It's been a nine year journey through the zoning process for the Watkins Centre, but the huge development is not out of the woods yet. Now with the county firmly on its side, the current hurdle is VDOT with the Army Corps of Engineers waiting in the wings.

VDOT officials want a flyover - a northbound onramp - from inside Westchester Commons, the retail portion of the Watkins Centre, over the southbound lanes of Route 288 and connecting to northbound 288. According to Totten, that would cost "$14 million on the low side."

The flyover was part of the plan approved in 1999 when the Commonwealth Transportation Board determined the road access options for Route 288. The flyover would eliminate the need for those vehicles exiting Westchester Commons and turning left onto Route 60 eastbound and then taking the off ramp to northbound Route 288. Whether the flyover is one or two lanes would be determined by a traffic impact study now in its final stages.

"Our district office is working with the county to find an approvable impact study," explained Totten. "If the study shows the flyover isn't necessary, VDOT could probably support that."

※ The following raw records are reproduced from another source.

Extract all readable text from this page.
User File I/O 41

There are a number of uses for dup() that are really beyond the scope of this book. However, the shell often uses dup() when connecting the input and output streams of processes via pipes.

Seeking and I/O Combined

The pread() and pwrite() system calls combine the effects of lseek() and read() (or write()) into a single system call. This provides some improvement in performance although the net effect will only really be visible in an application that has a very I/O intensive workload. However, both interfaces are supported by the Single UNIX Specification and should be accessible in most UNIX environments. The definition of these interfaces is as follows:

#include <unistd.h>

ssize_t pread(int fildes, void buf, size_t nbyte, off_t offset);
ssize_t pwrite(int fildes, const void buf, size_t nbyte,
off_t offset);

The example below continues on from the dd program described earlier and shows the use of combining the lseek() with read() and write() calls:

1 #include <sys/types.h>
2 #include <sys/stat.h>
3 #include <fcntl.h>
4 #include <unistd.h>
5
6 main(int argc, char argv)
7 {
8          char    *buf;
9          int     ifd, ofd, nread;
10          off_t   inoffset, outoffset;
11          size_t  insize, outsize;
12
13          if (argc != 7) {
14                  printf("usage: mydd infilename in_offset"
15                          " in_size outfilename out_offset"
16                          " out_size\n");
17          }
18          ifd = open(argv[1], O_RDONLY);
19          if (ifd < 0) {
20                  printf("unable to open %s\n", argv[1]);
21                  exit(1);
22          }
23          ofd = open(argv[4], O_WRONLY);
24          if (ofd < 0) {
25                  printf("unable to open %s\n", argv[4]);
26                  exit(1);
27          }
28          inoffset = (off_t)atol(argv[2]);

VDOT also wants to widen Route 60 over Route 288 by building an extra lane, making it three lanes and a merge/weave lane each way. Totten estimates that cost at $4-6 million. The county transportation department favors new striping of traffic lanes on the bridge to use existing space to create the extra lane.

VDOT doesn't agree with that solution, but Totten said the traffic impact study expected later this month will help answer that concern.

The third unresolved question is "geometrical issues being worked on by the engineer" where the southbound ramp from Route 288 connects directly into Westchester Commons.

Several county officials declined comment for this story, saying "discussions with VDOT were sensitive," though one Chesterfield leader said he was optimistic the impact study would support the county's positions on the remaining issues.

"If we don't require developers to pay for the improvements," said Midlothian Planning Commissioner Dan Gecker, "you have essentially created a deferred liability to the county. That's why Chesterfield's road needs are currently $1 billion."

The Chesterfield Board of Supervisors recently established its first ever Community Development Authority to pay for road improvements at the Watkins Centre at no expense to the taxpayer. The development's property and sales taxes will bear the burden but would be passed along to property owners and tenants.

Business groups in the county have strongly supported the Watkins Centre since it could include two million square feet of office development.

"The Watkins Centre is going to be a development magnet for the western part of Chesterfield," observed Brett Sheffield, president of the Western Chesterfield Business Alliance. "It brings in new tax dollars and takes the pressure off homeowners and our tax rate."

Westchester Commons is located on 132 acres in the Watkins Centre in the northwest quadrant of the intersection of routes 288/60, and could include 870,000 square feet of retail. Senator John Watkins, whose family owns the land where the Watkins Centre would be built, and the developer have said that the retail portion of the project must be developed first in order to pay for the much slower selling corporate office development. Without the retail, they have insisted there would be no office park.